- Born: April 22, 1976 (age 50) Cornwall, Ontario, Canada
- Height: 6 ft 0 in (183 cm)
- Weight: 200 lb (91 kg; 14 st 4 lb)
- Position: Defence
- Shot: Left
- Played for: AHL Rochester Americans Hershey Bears IHL Indianapolis Ice Orlando Solar Bears Fort Wayne Komets ECHL Columbus Chill Pensacola Ice Pilots WPHL/CHL Amarillo Rattlers UHL Knoxville Speed
- NHL draft: 118th overall, 1994 Chicago Blackhawks
- Playing career: 1996–2002

= Marc Dupuis =

Canadian ice hockey player

Marc Dupuis (born April 22, 1976) is a Canadian retired professional ice hockey defenceman. Dupuis was selected by the Chicago Blackhawks in the fifth round (118th overall) of the 1994 NHL entry draft.

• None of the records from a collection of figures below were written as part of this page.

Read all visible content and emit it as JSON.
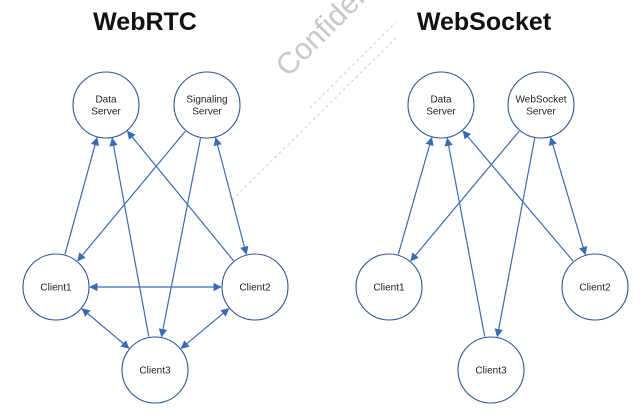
{
  "watermark": "Confidential",
  "colors": {
    "edge": "#3a6bb5",
    "node_stroke": "#2f5597",
    "watermark": "#c8c8c8"
  },
  "diagrams": [
    {
      "title": "WebRTC",
      "nodes": [
        {
          "id": "data",
          "lines": [
            "Data",
            "Server"
          ]
        },
        {
          "id": "signal",
          "lines": [
            "Signaling",
            "Server"
          ]
        },
        {
          "id": "c1",
          "lines": [
            "Client1"
          ]
        },
        {
          "id": "c2",
          "lines": [
            "Client2"
          ]
        },
        {
          "id": "c3",
          "lines": [
            "Client3"
          ]
        }
      ],
      "edges": [
        {
          "from": "c1",
          "to": "data",
          "arrow": "end"
        },
        {
          "from": "c1",
          "to": "signal",
          "arrow": "start"
        },
        {
          "from": "c2",
          "to": "data",
          "arrow": "end"
        },
        {
          "from": "c2",
          "to": "signal",
          "arrow": "both"
        },
        {
          "from": "c3",
          "to": "data",
          "arrow": "end"
        },
        {
          "from": "c3",
          "to": "signal",
          "arrow": "start"
        },
        {
          "from": "c1",
          "to": "c2",
          "arrow": "both"
        },
        {
          "from": "c1",
          "to": "c3",
          "arrow": "both"
        },
        {
          "from": "c2",
          "to": "c3",
          "arrow": "both"
        }
      ]
    },
    {
      "title": "WebSocket",
      "nodes": [
        {
          "id": "data",
          "lines": [
            "Data",
            "Server"
          ]
        },
        {
          "id": "signal",
          "lines": [
            "WebSocket",
            "Server"
          ]
        },
        {
          "id": "c1",
          "lines": [
            "Client1"
          ]
        },
        {
          "id": "c2",
          "lines": [
            "Client2"
          ]
        },
        {
          "id": "c3",
          "lines": [
            "Client3"
          ]
        }
      ],
      "edges": [
        {
          "from": "c1",
          "to": "data",
          "arrow": "end"
        },
        {
          "from": "c1",
          "to": "signal",
          "arrow": "start"
        },
        {
          "from": "c2",
          "to": "data",
          "arrow": "end"
        },
        {
          "from": "c2",
          "to": "signal",
          "arrow": "both"
        },
        {
          "from": "c3",
          "to": "data",
          "arrow": "end"
        },
        {
          "from": "c3",
          "to": "signal",
          "arrow": "start"
        }
      ]
    }
  ]
}
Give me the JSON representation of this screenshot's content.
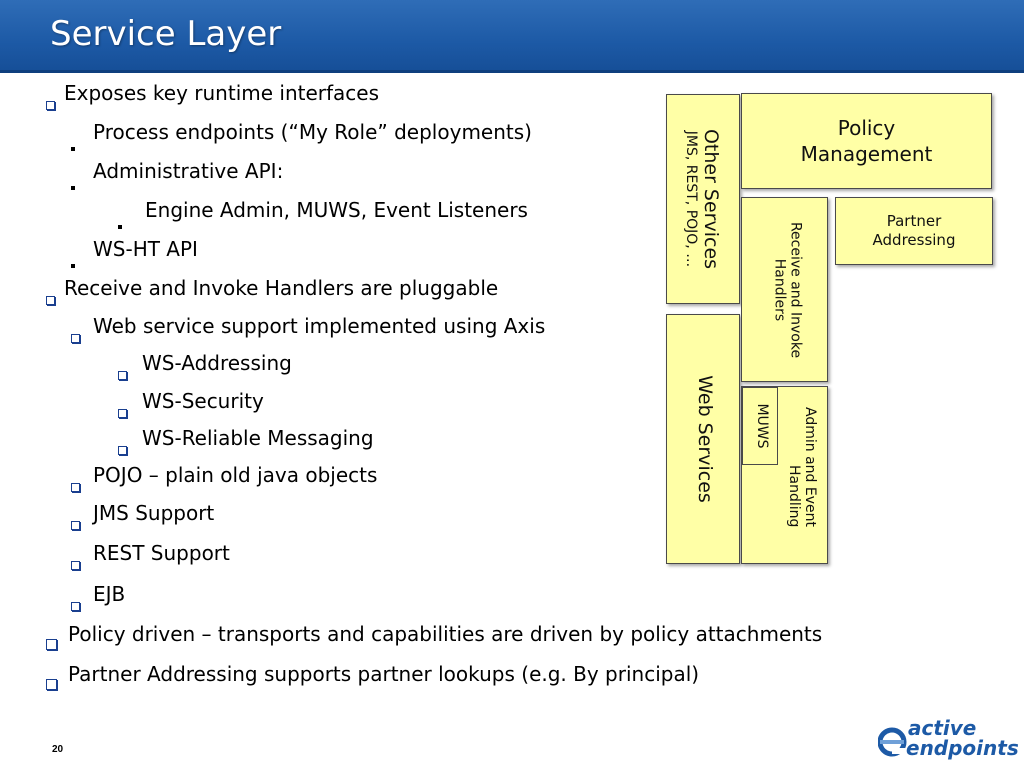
{
  "slide": {
    "title": "Service Layer",
    "page_number": "20"
  },
  "bullets": [
    {
      "text": "Exposes key runtime interfaces",
      "level": 1,
      "marker": "hollow-square"
    },
    {
      "text": "Process endpoints (“My Role” deployments)",
      "level": 2,
      "marker": "small-square"
    },
    {
      "text": "Administrative API:",
      "level": 2,
      "marker": "small-square"
    },
    {
      "text": "Engine Admin, MUWS, Event Listeners",
      "level": 3,
      "marker": "small-square"
    },
    {
      "text": "WS-HT API",
      "level": 2,
      "marker": "small-square"
    },
    {
      "text": "Receive and Invoke Handlers are pluggable",
      "level": 1,
      "marker": "hollow-square"
    },
    {
      "text": "Web service support implemented using Axis",
      "level": 2,
      "marker": "hollow-square"
    },
    {
      "text": "WS-Addressing",
      "level": 3,
      "marker": "hollow-square"
    },
    {
      "text": "WS-Security",
      "level": 3,
      "marker": "hollow-square"
    },
    {
      "text": "WS-Reliable Messaging",
      "level": 3,
      "marker": "hollow-square"
    },
    {
      "text": "POJO – plain old java objects",
      "level": 2,
      "marker": "hollow-square"
    },
    {
      "text": "JMS Support",
      "level": 2,
      "marker": "hollow-square"
    },
    {
      "text": "REST Support",
      "level": 2,
      "marker": "hollow-square"
    },
    {
      "text": "EJB",
      "level": 2,
      "marker": "hollow-square"
    },
    {
      "text": "Policy driven – transports and capabilities are driven by policy attachments",
      "level": 1,
      "marker": "hollow-square-large"
    },
    {
      "text": "Partner Addressing supports partner lookups (e.g. By principal)",
      "level": 1,
      "marker": "hollow-square-large"
    }
  ],
  "diagram": {
    "other_services": {
      "title": "Other Services",
      "subtitle": "JMS, REST, POJO, …"
    },
    "web_services": {
      "label": "Web Services"
    },
    "policy_management": {
      "line1": "Policy",
      "line2": "Management"
    },
    "partner_addressing": {
      "line1": "Partner",
      "line2": "Addressing"
    },
    "receive_invoke": {
      "line1": "Receive and Invoke",
      "line2": "Handlers"
    },
    "admin_event": {
      "line1": "Admin and  Event",
      "line2": "Handling"
    },
    "muws": {
      "label": "MUWS"
    },
    "box_color": "#ffffa6"
  },
  "logo": {
    "word1": "active",
    "word2": "endpoints",
    "color": "#1d5aa6"
  }
}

Dupuis played six seasons of professional hockey, mostly in the International Hockey League, where he skated in 151 contests to record 47 points and 102 penalty minutes. He also played 84 regular season games in the ECHL, as well as stints in the American Hockey League, Western Professional Hockey League, United Hockey League, and Central Hockey League.

Dupuis retired from professional hockey following the 2001–02 season, but remained active in the Quebec Senior Hockey League as a player with the Cornwall Comets.

In 2012, Dupuis was inducted into the Cornwall Sports Hall of Fame.